Modern MIRVs are fusion weapons and therefore vastly different in shape.

615112
 
The W54 (spherical, implossion) was 273mm diameter and packed 1kT, the W33 (gun-type) was 203mm and packed 40kT, W79 (linear) was 203mm and 1.1kT.

You may also notice that the trend with the 203mm warhead was tending to lower yields for application suitability.

On the differences between implosion and linear artillery shells, things get a little complicated because much of the details remain classified. Most specifically I'm referring to how the W33 achieved such a highly variable yield while still using the "Fleegle" oralloy linear-implosion (possibly weird linear implosion with a double gun or hollow projectile mass) physics package. It's strongly suspected that the 40kt variant of the W33 had to be a boosted fission device, because the math for getting 40 kilotons out of a complete round weight of ~250lbs just doesn't work out.
 
Last edited:
W33 had to be a boosted fission device

I never knew they figured out how to boost a gun-type device. I thought they told Teller he was crazy for even encouraging it... thanks!
And a 40 kt 203mm shell? Would that have even been safe to use near friendly forces?
 
with nuclear device ?

Davy Crockett was 20 tons for killing 1-3 tanks (reportedly), and Atomic Annie was 15kt. Mid-Late Cold War nuclear artillery was 1-2kt, reportedly for safe use near friendly forces; I presume they figured this out after the late 50s. :D

Do you know how they were intended to be used on the nuclear battlefield? I've heard that Davy Crockett was geared to hit forces in contact, nuclear arty was supposed to hit Soviet tanks as they advanced to contact (like do all the things normal arty does), and all the big ones (Pershing II, Pershing I, etc) were basically battlefield air interdiction weapons for wide-area destruction.
 
W33 had to be a boosted fission device

I never knew they figured out how to boost a gun-type device. I thought they told Teller he was crazy for even encouraging it... thanks!
And a 40 kt 203mm shell? Would that have even been safe to use near friendly forces?
Presumably they just used 'deal with it' shades.
 
Davy Crockett was 20 tons for killing 1-3 tanks (reportedly)
Actually this thing was design to kill massively Soviet armor and troops
absolut deadly 150 meter radius from ground zero and a probably fatal dose at 400 meter radius.
and further out to make troop too sick to fight...
 
The W54 warhead in it could go up to 1kT. That would have made a terrible mess.
 
The W54 warhead in it could go up to 1kT. That would have made a terrible mess.

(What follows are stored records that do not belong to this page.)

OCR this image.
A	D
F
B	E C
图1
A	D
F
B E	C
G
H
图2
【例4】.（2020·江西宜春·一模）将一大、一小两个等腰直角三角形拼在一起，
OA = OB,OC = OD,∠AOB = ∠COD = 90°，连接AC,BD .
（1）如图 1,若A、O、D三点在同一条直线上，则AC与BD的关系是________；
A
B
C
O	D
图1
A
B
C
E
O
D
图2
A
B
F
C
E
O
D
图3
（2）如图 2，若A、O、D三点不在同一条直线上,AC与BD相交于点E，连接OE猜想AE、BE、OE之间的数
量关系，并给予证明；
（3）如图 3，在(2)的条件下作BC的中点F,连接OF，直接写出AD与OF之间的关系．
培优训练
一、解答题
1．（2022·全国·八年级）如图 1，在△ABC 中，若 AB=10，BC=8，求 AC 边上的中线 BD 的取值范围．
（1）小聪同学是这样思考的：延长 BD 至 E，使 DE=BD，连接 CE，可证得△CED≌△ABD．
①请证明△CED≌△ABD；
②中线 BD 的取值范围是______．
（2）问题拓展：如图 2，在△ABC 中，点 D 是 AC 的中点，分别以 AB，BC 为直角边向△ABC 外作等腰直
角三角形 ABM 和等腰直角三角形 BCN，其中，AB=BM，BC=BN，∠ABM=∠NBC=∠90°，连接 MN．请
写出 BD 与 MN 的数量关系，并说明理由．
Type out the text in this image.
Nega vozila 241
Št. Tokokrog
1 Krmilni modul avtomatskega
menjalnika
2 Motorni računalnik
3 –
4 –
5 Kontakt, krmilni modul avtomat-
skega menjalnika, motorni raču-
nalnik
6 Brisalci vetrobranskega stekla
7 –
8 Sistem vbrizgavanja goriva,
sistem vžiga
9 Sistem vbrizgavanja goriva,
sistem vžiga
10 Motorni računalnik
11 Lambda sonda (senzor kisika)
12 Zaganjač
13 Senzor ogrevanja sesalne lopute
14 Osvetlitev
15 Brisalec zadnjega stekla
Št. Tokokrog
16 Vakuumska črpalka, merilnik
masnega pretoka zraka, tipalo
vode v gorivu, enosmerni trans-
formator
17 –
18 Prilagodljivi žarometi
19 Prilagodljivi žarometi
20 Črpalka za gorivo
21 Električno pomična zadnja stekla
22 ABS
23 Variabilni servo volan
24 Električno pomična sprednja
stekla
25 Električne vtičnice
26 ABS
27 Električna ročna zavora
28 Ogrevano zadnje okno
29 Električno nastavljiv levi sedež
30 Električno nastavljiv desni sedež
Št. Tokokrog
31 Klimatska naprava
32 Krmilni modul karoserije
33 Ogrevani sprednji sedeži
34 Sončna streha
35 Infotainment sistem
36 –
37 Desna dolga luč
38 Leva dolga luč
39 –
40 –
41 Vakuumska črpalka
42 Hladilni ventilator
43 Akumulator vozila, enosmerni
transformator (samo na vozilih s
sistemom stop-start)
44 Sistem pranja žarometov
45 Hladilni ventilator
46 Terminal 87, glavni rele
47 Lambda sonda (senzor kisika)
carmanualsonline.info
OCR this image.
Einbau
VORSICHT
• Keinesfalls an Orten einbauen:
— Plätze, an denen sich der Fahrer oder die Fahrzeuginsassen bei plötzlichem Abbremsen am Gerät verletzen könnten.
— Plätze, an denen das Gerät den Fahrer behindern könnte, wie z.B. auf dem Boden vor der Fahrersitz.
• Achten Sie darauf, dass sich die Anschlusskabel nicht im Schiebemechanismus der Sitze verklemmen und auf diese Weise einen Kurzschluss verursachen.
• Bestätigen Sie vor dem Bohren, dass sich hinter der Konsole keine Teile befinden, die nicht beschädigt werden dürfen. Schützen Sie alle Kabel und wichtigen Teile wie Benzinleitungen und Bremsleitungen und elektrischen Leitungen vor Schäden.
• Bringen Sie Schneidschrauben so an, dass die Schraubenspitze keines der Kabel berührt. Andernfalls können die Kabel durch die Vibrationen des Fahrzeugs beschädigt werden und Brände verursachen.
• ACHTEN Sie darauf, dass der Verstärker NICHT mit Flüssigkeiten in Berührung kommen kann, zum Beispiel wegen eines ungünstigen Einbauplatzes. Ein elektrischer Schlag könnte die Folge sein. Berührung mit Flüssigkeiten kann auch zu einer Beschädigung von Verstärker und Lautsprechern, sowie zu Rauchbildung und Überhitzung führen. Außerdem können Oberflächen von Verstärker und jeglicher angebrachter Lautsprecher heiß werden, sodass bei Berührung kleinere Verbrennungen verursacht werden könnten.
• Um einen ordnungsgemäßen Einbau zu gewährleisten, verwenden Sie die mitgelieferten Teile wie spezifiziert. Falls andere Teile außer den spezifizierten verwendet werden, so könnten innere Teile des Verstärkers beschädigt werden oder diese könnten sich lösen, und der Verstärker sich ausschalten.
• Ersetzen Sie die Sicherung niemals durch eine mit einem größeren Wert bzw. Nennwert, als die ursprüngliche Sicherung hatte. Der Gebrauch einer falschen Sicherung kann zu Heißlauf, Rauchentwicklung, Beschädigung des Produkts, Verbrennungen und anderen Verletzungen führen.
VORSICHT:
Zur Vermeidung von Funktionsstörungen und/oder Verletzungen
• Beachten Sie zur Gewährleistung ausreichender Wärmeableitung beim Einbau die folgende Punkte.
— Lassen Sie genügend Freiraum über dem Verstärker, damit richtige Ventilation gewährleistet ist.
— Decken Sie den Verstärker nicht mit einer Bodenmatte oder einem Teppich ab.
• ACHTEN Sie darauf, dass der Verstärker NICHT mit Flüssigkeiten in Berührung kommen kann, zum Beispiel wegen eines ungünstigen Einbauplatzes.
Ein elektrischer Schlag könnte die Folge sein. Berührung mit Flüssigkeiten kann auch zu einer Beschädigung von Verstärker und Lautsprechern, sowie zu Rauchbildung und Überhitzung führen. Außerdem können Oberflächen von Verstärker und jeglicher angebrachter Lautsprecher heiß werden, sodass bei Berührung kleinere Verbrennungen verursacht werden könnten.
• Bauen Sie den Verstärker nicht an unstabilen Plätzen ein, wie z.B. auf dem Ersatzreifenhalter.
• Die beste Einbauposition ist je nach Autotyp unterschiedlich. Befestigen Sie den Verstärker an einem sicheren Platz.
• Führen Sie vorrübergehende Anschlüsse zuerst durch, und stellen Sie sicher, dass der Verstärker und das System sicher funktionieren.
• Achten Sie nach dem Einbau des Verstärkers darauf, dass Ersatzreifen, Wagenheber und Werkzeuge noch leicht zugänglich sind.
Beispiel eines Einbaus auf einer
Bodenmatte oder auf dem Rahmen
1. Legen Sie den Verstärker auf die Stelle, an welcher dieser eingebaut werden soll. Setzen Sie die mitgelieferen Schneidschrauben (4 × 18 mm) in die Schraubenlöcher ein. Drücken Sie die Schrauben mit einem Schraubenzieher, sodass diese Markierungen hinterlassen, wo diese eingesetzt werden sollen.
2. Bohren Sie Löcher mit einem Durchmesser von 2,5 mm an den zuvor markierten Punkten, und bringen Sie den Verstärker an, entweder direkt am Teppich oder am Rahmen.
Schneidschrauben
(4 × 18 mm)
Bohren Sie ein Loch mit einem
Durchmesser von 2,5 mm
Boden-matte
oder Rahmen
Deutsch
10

I was under the impression that the recoilless-gun fired Davy Crockett could only go up to 20t, and that a modified variant was needed for the 1kt yield of the SADM.
 
I was under the impression that the recoilless-gun fired Davy Crockett could only go up to 20t, and that a modified variant was needed for the 1kt yield of the SADM.
I'm not sure but all 4 variants were the same size, so at least theoretically it could have carried a 1kT warhead.

All four variants share the same basic core: a nuclear system which is 10.75 inches (273 mm) diameter, about 15.7 inches (400 mm) long, and weighs around or slightly over 50 pounds (23 kg).
 
Davy Crockett was neutron bomb. Primary oval shape is related to flying plate design with 2 detonators only. It is easy for detonation mechanism - you need to synchronize and deliver energy only for 2 initiators - no 60 or 90. That why it is cheaper.